A BIG-HEARTED rock band is putting on a charity gig after being left touched by the plight of a pensioner who battled back from a coma.

Pat Whalley suffered a heart attack at her home in March and spent the next 24 hours on the critical list with her family by her bedside.

For the next two months Pat, who was a home help throughout the Blackburn area for 18 years, was in a coma at Queen's Park Hospital's Rehabilitation Unit.

The 62-year-old mother-of-two is now back at her Brownhill Road home, Blackburn, where she requires round-the-clock care. Husband Don, 65, has had to retire from his building business and carers visit the home on a daily basis.

Pat's family were so impressed with the care she received that they wanted to express their gratitude, leading to Hyndburn band Numnuts -- which includes family friend Mick Wake on drums -- to play a concert to raise funds for the ward.

Don said: "Hospitals sometimes come in for a lot of stick, but all the staff at Queen's Park Hospital, and Blackburn Infirmary were brilliant.

"What makes a hospital is the people and I can never thank them enough for what they have done. And Mick helping out with the gig is great. We hope we can raise as much as we can for the hospital."

Mick, of Parker Street, Rishton, said: "I have known Don and Pat for 20 years and have practically grown up with them. What happened to Pat really affected me and I just wanted to do something to help them and the hospital."
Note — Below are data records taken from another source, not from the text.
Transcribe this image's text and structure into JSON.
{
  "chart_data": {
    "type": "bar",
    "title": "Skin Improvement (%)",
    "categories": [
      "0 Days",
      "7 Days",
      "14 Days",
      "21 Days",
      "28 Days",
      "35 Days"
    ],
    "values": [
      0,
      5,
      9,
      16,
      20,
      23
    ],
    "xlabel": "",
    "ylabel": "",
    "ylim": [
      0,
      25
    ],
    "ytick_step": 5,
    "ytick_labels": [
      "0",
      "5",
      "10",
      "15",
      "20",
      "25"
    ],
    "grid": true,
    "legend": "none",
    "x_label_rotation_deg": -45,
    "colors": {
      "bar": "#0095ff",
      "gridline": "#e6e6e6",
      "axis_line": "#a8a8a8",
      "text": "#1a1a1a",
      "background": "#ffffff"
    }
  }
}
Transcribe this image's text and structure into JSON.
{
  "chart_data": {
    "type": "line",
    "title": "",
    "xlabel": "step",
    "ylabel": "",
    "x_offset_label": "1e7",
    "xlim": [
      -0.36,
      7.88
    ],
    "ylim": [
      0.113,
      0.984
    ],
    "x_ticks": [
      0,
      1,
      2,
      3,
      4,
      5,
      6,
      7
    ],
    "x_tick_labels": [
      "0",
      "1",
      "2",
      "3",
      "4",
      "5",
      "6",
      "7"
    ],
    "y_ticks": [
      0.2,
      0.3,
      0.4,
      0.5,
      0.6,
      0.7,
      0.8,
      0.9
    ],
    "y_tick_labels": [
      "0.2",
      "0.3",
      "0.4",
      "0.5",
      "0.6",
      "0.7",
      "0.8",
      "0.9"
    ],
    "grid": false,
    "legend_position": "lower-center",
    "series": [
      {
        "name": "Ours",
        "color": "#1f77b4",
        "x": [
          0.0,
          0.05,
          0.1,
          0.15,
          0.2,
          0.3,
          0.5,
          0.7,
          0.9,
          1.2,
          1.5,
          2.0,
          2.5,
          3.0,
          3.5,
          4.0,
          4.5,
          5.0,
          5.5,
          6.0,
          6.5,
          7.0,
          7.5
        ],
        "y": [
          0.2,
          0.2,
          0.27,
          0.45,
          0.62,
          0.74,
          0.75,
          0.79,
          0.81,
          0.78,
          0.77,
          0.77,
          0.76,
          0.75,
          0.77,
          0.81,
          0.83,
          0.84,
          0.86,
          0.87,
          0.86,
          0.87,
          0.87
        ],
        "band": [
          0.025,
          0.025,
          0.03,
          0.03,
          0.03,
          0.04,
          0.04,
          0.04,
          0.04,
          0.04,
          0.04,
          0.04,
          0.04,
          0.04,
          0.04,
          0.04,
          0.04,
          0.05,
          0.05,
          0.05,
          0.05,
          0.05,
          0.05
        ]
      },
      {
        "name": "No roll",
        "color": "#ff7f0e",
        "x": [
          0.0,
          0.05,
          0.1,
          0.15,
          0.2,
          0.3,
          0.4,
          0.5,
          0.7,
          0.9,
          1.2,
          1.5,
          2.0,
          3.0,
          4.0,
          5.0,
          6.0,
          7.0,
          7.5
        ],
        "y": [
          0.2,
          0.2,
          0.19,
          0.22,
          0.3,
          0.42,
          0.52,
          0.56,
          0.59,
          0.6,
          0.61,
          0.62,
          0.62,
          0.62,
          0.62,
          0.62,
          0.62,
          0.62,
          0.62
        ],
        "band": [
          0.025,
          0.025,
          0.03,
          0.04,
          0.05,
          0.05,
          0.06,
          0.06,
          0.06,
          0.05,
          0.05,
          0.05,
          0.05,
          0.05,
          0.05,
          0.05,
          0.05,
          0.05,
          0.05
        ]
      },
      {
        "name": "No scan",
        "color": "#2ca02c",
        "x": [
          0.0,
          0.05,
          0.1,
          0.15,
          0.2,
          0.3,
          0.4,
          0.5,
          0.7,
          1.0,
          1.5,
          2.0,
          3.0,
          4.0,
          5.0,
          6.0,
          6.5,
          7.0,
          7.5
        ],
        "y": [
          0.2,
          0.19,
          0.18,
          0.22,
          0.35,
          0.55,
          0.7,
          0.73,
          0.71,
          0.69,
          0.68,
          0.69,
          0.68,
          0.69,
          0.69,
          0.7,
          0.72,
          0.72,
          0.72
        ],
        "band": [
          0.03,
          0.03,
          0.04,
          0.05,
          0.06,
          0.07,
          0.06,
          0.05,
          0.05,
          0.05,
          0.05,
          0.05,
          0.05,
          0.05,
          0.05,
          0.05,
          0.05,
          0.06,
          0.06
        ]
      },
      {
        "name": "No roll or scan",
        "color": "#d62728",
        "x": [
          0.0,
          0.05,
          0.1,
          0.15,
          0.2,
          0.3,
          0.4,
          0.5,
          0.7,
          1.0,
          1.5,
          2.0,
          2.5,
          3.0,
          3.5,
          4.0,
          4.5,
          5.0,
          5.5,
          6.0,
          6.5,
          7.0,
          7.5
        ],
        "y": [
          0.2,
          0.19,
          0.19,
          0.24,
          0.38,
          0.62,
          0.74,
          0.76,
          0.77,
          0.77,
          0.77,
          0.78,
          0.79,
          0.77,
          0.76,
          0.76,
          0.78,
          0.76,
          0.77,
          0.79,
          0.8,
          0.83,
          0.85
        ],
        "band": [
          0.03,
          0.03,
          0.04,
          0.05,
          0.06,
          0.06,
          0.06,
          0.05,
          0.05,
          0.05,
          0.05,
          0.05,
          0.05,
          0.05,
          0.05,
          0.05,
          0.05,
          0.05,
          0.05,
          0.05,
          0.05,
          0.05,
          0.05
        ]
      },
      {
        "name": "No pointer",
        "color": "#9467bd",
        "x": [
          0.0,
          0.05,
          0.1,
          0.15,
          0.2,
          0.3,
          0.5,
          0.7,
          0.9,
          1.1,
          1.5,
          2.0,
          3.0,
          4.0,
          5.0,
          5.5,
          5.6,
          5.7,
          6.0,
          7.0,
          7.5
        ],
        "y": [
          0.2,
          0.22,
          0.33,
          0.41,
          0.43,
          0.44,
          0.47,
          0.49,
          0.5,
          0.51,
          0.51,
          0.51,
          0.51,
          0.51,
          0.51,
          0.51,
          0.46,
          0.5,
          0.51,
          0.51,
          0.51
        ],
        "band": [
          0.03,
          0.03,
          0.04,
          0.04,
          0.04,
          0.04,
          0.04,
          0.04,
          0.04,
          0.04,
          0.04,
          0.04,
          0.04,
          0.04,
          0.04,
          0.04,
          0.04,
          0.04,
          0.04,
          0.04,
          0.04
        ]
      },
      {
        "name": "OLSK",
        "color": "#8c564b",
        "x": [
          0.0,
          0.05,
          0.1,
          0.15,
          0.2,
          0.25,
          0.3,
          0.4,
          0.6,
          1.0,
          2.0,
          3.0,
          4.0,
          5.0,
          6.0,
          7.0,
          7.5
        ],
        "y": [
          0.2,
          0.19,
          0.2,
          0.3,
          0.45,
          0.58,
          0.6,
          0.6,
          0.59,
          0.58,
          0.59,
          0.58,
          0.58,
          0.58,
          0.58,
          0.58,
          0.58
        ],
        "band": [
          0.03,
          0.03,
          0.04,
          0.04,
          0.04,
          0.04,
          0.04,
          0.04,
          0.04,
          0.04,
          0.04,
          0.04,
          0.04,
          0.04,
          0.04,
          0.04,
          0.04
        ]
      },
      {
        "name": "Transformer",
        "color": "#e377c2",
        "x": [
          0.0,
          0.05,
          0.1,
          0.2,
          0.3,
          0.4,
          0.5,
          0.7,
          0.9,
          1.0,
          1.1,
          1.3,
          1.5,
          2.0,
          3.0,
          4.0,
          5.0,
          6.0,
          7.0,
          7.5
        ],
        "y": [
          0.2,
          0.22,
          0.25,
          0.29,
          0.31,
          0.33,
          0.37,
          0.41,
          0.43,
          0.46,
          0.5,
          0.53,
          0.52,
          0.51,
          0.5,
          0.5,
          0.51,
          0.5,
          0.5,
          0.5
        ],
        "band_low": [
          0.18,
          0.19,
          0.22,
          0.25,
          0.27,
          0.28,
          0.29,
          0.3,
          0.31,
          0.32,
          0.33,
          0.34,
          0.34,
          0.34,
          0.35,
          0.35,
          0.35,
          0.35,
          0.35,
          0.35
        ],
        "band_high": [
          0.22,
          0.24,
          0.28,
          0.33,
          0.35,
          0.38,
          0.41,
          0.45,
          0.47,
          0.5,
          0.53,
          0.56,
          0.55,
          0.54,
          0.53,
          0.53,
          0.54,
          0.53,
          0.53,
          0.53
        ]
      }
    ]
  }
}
Mick, 36, has already raised £300 for the hospital through gathering donations from his colleagues in the building industry. At the gig next Friday, at the Adelphi pub, in Accrington, Mick and the band hope to raise another couple of hundred pounds. Entrance is free and donations will be requested. There will also be a raffle to raise money for Don and Pat. Don said Pat was an active happy woman when the heart attack struck. Today her movements are restricted to the minimum.

He said: "It is something that will stay with me for the rest of my life. She was sitting there laughing when her eyes just went white. Her brain was starved of oxygen and she went straight into the Intensive Care Unit at the infirmary.

"We thought it was touch-and-go but you can see improvements in her all the time now."